Isabelle Huppert, Jean-Louis Trintignant, Toby Jones, Mathieu Kassovitz, Laura Verlinden, and Fantine Harduin in HAPPY END. Courtesy of Sony Pictures Classics.

It’s clear that Haneke’s commentary is that the culture of social media obsessives is turning future generations into uncaring, unfeeling sociopaths. Not only does the film open on Eve filming her mom’s bedtime routine on a non-descript app, later Eve is glued to an obnoxious YouTube video.  However, this unsurprising observation elicits little more than an over-the-top eye roll. Same goes for his diagnosis of teen girls – which is mostly a satirical slap in their faces. Most teen girls don’t go around killing harmless animals, but thanks for playing Haneke. Shots of computer screens are unimaginative and excruciatingly dull. If you couldn’t stand Kristen Stewart texting on her phone through half of PERSONAL SHOPPER (I was not one of those people), this will surely rankle your impatient nerves.

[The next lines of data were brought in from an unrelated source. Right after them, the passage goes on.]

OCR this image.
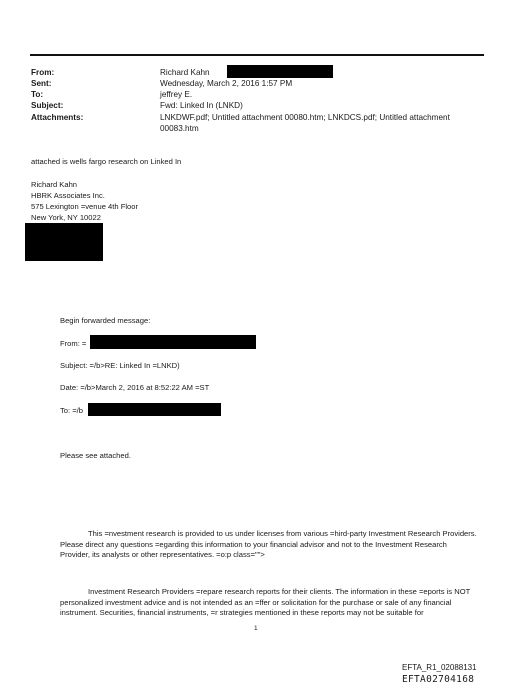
From:	Richard Kahn
Sent:	Wednesday, March 2, 2016 1:57 PM
To:	jeffrey E.
Subject:	Fwd: Linked In (LNKD)
Attachments:	LNKDWF.pdf; Untitled attachment 00080.htm; LNKDCS.pdf; Untitled attachment 00083.htm
attached is wells fargo research on Linked In
Richard Kahn
HBRK Associates Inc.
575 Lexington =venue 4th Floor
New York, NY 10022
Begin forwarded message:
From: =
Subject: =/b>RE: Linked In =LNKD)
Date: =/b>March 2, 2016 at 8:52:22 AM =ST
To: =/b
Please see attached.
This =nvestment research is provided to us under licenses from various =hird-party Investment Research Providers. Please direct any questions =egarding this information to your financial advisor and not to the Investment Research Provider, its analysts or other representatives. =o:p class="">
Investment Research Providers =repare research reports for their clients. The information in these =eports is NOT personalized investment advice and is not intended as an =ffer or solicitation for the purchase or sale of any financial instrument. Securities, financial instruments, =r strategies mentioned in these reports may not be suitable for
1
EFTA_R1_02088131
EFTA02704168
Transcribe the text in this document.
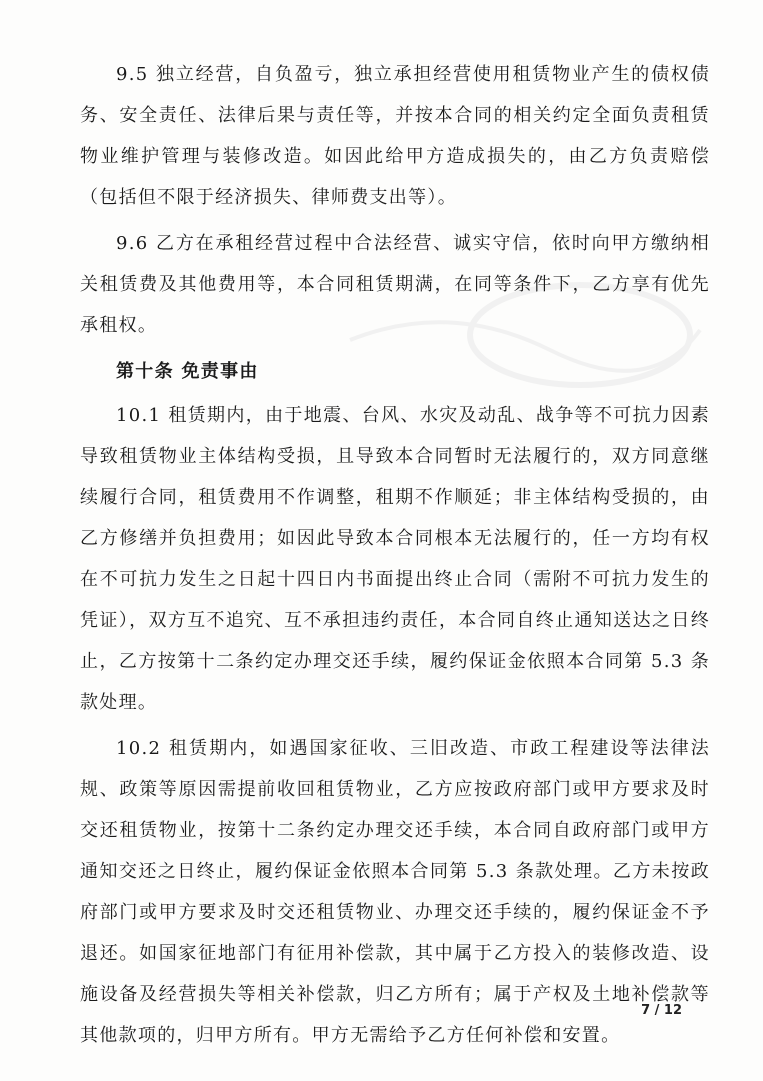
9.5 独立经营，自负盈亏，独立承担经营使用租赁物业产生的债权债务、安全责任、法律后果与责任等，并按本合同的相关约定全面负责租赁物业维护管理与装修改造。如因此给甲方造成损失的，由乙方负责赔偿（包括但不限于经济损失、律师费支出等）。

9.6 乙方在承租经营过程中合法经营、诚实守信，依时向甲方缴纳相关租赁费及其他费用等，本合同租赁期满，在同等条件下，乙方享有优先承租权。

第十条 免责事由

10.1 租赁期内，由于地震、台风、水灾及动乱、战争等不可抗力因素导致租赁物业主体结构受损，且导致本合同暂时无法履行的，双方同意继续履行合同，租赁费用不作调整，租期不作顺延；非主体结构受损的，由乙方修缮并负担费用；如因此导致本合同根本无法履行的，任一方均有权在不可抗力发生之日起十四日内书面提出终止合同（需附不可抗力发生的凭证），双方互不追究、互不承担违约责任，本合同自终止通知送达之日终止，乙方按第十二条约定办理交还手续，履约保证金依照本合同第 5.3 条款处理。

10.2 租赁期内，如遇国家征收、三旧改造、市政工程建设等法律法规、政策等原因需提前收回租赁物业，乙方应按政府部门或甲方要求及时交还租赁物业，按第十二条约定办理交还手续，本合同自政府部门或甲方通知交还之日终止，履约保证金依照本合同第 5.3 条款处理。乙方未按政府部门或甲方要求及时交还租赁物业、办理交还手续的，履约保证金不予退还。如国家征地部门有征用补偿款，其中属于乙方投入的装修改造、设施设备及经营损失等相关补偿款，归乙方所有；属于产权及土地补偿款等其他款项的，归甲方所有。甲方无需给予乙方任何补偿和安置。

7 / 12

The lone scene that stands out as having any purpose is when grandpa Georges confesses to Eve that he killed his terminally ill wife in their apartment. Trintignant and Harduin are electric together as they actually engage with each other like relatives do. Haneke manages to scrape poignancy and resonance from their conversation. (Plus it hints at a possibly-shared universe with AMOUR, which also has a character named Georges played by the same actor.) While the majority of the scenes are snapshots of this family’s dynamic, none of these characters really have substantial conversations with each other – and if they do, it’s insipid. Anne going to Pierre’s apartment to coddle him is a time suck. Thankfully the reflexive material bounces back with a bonkers karaoke rendition of Sia’s “Chandelier” replete with drunken gymnastics. The climax of the Laurent family’s hijinks and hilarity would’ve been good had it not felt so exploitative.

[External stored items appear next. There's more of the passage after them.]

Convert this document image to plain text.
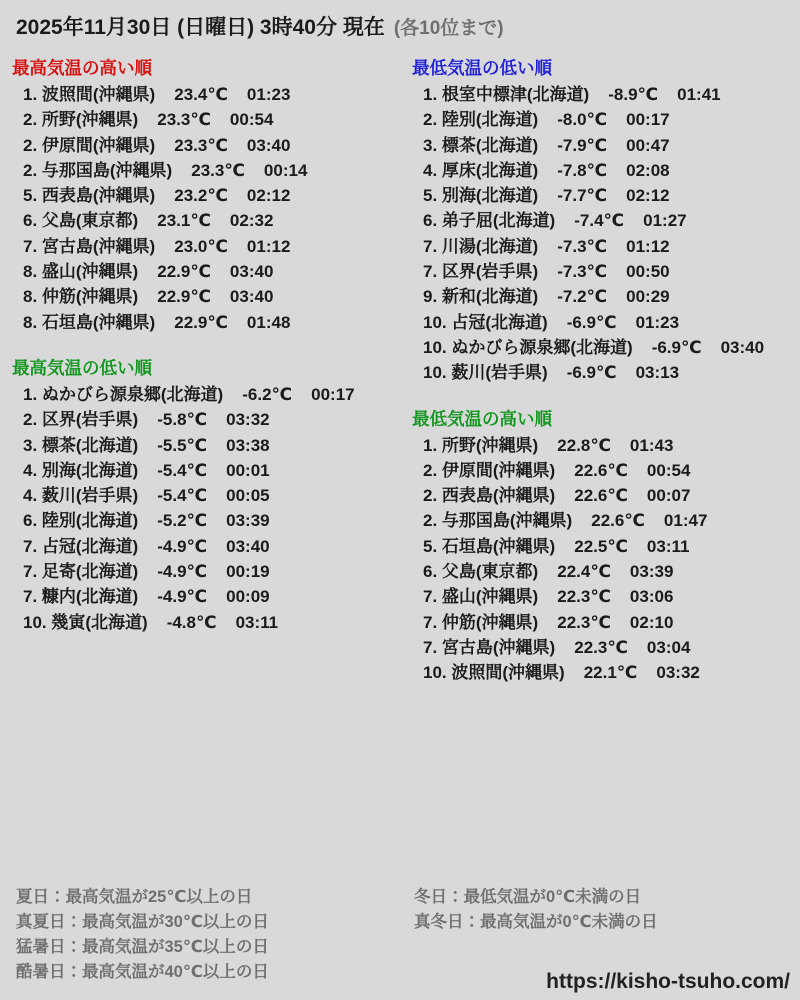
2025年11月30日 (日曜日) 3時40分 現在 (各10位まで)
最高気温の高い順
1. 波照間(沖縄県) 23.4℃ 01:23
2. 所野(沖縄県) 23.3℃ 00:54
2. 伊原間(沖縄県) 23.3℃ 03:40
2. 与那国島(沖縄県) 23.3℃ 00:14
5. 西表島(沖縄県) 23.2℃ 02:12
6. 父島(東京都) 23.1℃ 02:32
7. 宮古島(沖縄県) 23.0℃ 01:12
8. 盛山(沖縄県) 22.9℃ 03:40
8. 仲筋(沖縄県) 22.9℃ 03:40
8. 石垣島(沖縄県) 22.9℃ 01:48
最高気温の低い順
1. ぬかびら源泉郷(北海道) -6.2℃ 00:17
2. 区界(岩手県) -5.8℃ 03:32
3. 標茶(北海道) -5.5℃ 03:38
4. 別海(北海道) -5.4℃ 00:01
4. 薮川(岩手県) -5.4℃ 00:05
6. 陸別(北海道) -5.2℃ 03:39
7. 占冠(北海道) -4.9℃ 03:40
7. 足寄(北海道) -4.9℃ 00:19
7. 糠内(北海道) -4.9℃ 00:09
10. 幾寅(北海道) -4.8℃ 03:11
最低気温の低い順
1. 根室中標津(北海道) -8.9℃ 01:41
2. 陸別(北海道) -8.0℃ 00:17
3. 標茶(北海道) -7.9℃ 00:47
4. 厚床(北海道) -7.8℃ 02:08
5. 別海(北海道) -7.7℃ 02:12
6. 弟子屈(北海道) -7.4℃ 01:27
7. 川湯(北海道) -7.3℃ 01:12
7. 区界(岩手県) -7.3℃ 00:50
9. 新和(北海道) -7.2℃ 00:29
10. 占冠(北海道) -6.9℃ 01:23
10. ぬかびら源泉郷(北海道) -6.9℃ 03:40
10. 薮川(岩手県) -6.9℃ 03:13
最低気温の高い順
1. 所野(沖縄県) 22.8℃ 01:43
2. 伊原間(沖縄県) 22.6℃ 00:54
2. 西表島(沖縄県) 22.6℃ 00:07
2. 与那国島(沖縄県) 22.6℃ 01:47
5. 石垣島(沖縄県) 22.5℃ 03:11
6. 父島(東京都) 22.4℃ 03:39
7. 盛山(沖縄県) 22.3℃ 03:06
7. 仲筋(沖縄県) 22.3℃ 02:10
7. 宮古島(沖縄県) 22.3℃ 03:04
10. 波照間(沖縄県) 22.1℃ 03:32
夏日：最高気温が25℃以上の日
真夏日：最高気温が30℃以上の日
猛暑日：最高気温が35℃以上の日
酷暑日：最高気温が40℃以上の日
冬日：最低気温が0℃未満の日
真冬日：最高気温が0℃未満の日
https://kisho-tsuho.com/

It’s probably Haneke’s intent that we’re supposed to hate these people. He doesn’t apologize for their behavior, nor should he. Yet he stands in full judgment of their despicableness, celebrating them at their worst. Why should we be forced to celebrate the worst of wealthy white entitlement? Don’t we do enough of that in the real world? And if this is meant to turn the mirror on those people he’s lampooning, would they even be self-aware enough to realize it? Highly unlikely.

Grade: D

HAPPY END plays AFI Fest on November 15 and 16. It opens in limited release on December 22.